Title:Multifunctional Ligands with Glycogen Synthase Kinase 3 Inhibitory Activity as a New Direction in Drug Research for Alzheimer’s Disease
VOLUME: 27
Author(s):Agnieszka Jankowska, Grzegorz Satała, Andrzej J. Bojarski, Maciej Pawłowski and Grażyna Chłoń-Rzepa*
Affiliation:Jagiellonian University Medical College, Faculty of Pharmacy, Department of Medicinal Chemistry, 9 Medyczna Street, 30-688 Kraków, Department of Medicinal Chemistry, Maj Institute of Pharmacology, Polish Academy of Sciences, 12 Smętna Street, 31-343 Kraków, Department of Medicinal Chemistry, Maj Institute of Pharmacology, Polish Academy of Sciences, 12 Smętna Street, 31-343 Kraków, Jagiellonian University Medical College, Faculty of Pharmacy, Department of Medicinal Chemistry, 9 Medyczna Street, 30-688 Kraków, Jagiellonian University Medical College, Faculty of Pharmacy, Department of Medicinal Chemistry, 9 Medyczna Street, 30-688 Kraków
Keywords:Alzheimer's disease, GSK3β, GSK3β inhibitors, memory impairment, multifunctional
ligands, neuroinflammation, procognitive activity.
Abstract:Alzheimer’s disease (AD) belongs to the most common forms of dementia that causes a
progressive loss of brain cells and leads to memory impairment and decline of other thinking skills.
There is yet no effective treatment for AD; hence, the search for new drugs that could improve
memory and other cognitive functions is one of the hot research topics worldwide. Scientific efforts
are also directed toward combating behavioral and psychological symptoms of dementia, which are an
integral part of the disease. Several studies have indicated that glycogen synthase kinase 3 beta
(GSK3β) plays a crucial role in the pathogenesis of AD. Moreover, GSK3β inhibition provided
beneficial effects on memory improvement in multiple animal models of AD. The present review
aimed to update the most recent reports on the discovery of novel multifunctional ligands with GSK3β
inhibitory activity as potential drugs for the symptomatic and disease-modifying therapy of AD.

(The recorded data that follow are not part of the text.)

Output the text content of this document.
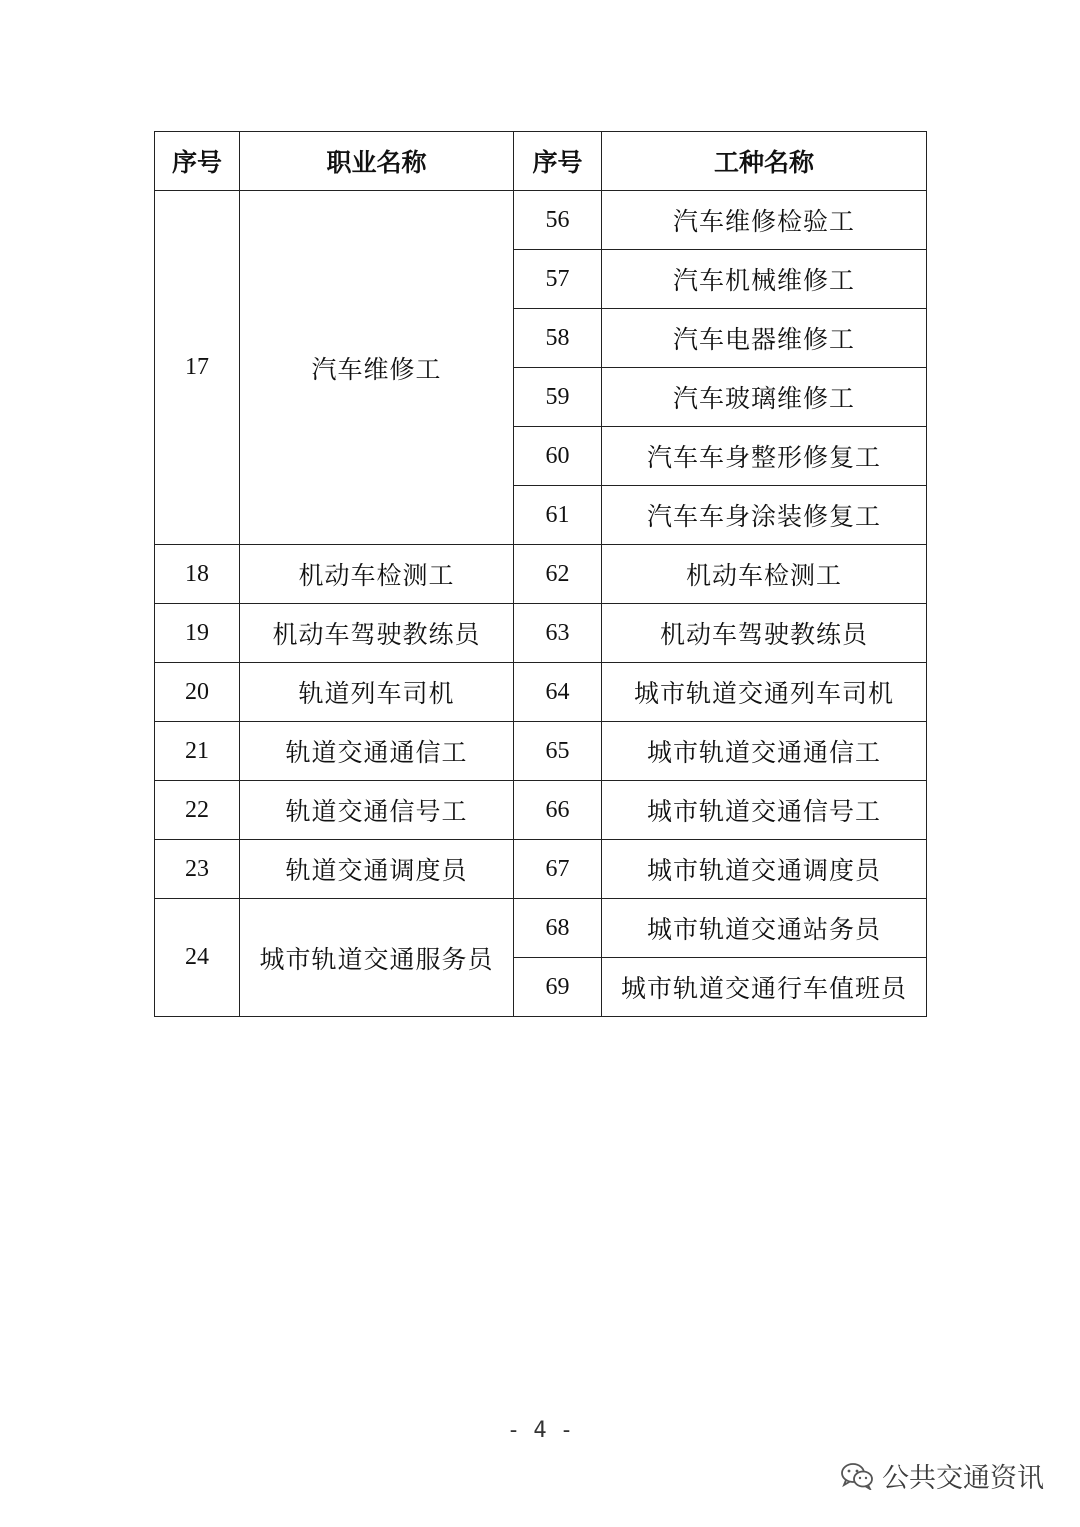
序号	职业名称	序号	工种名称
17	汽车维修工	56	汽车维修检验工
		57	汽车机械维修工
		58	汽车电器维修工
		59	汽车玻璃维修工
		60	汽车车身整形修复工
		61	汽车车身涂装修复工
18	机动车检测工	62	机动车检测工
19	机动车驾驶教练员	63	机动车驾驶教练员
20	轨道列车司机	64	城市轨道交通列车司机
21	轨道交通通信工	65	城市轨道交通通信工
22	轨道交通信号工	66	城市轨道交通信号工
23	轨道交通调度员	67	城市轨道交通调度员
24	城市轨道交通服务员	68	城市轨道交通站务员
		69	城市轨道交通行车值班员
- 4 -
公共交通资讯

Compounds with GSK3β inhibitory activity seem to be an effective pharmacological approach for
treating the causes and symptoms of AD as they reduced neuroinflammation and pathological
hallmarks in animal models of AD and provided relief from cognitive and neuropsychiatric symptoms.
These compounds have the potential to be used as drugs for the treatment of AD, but their precise
pharmacological, pharmacokinetic, toxicological, and clinical profiles need to be defined.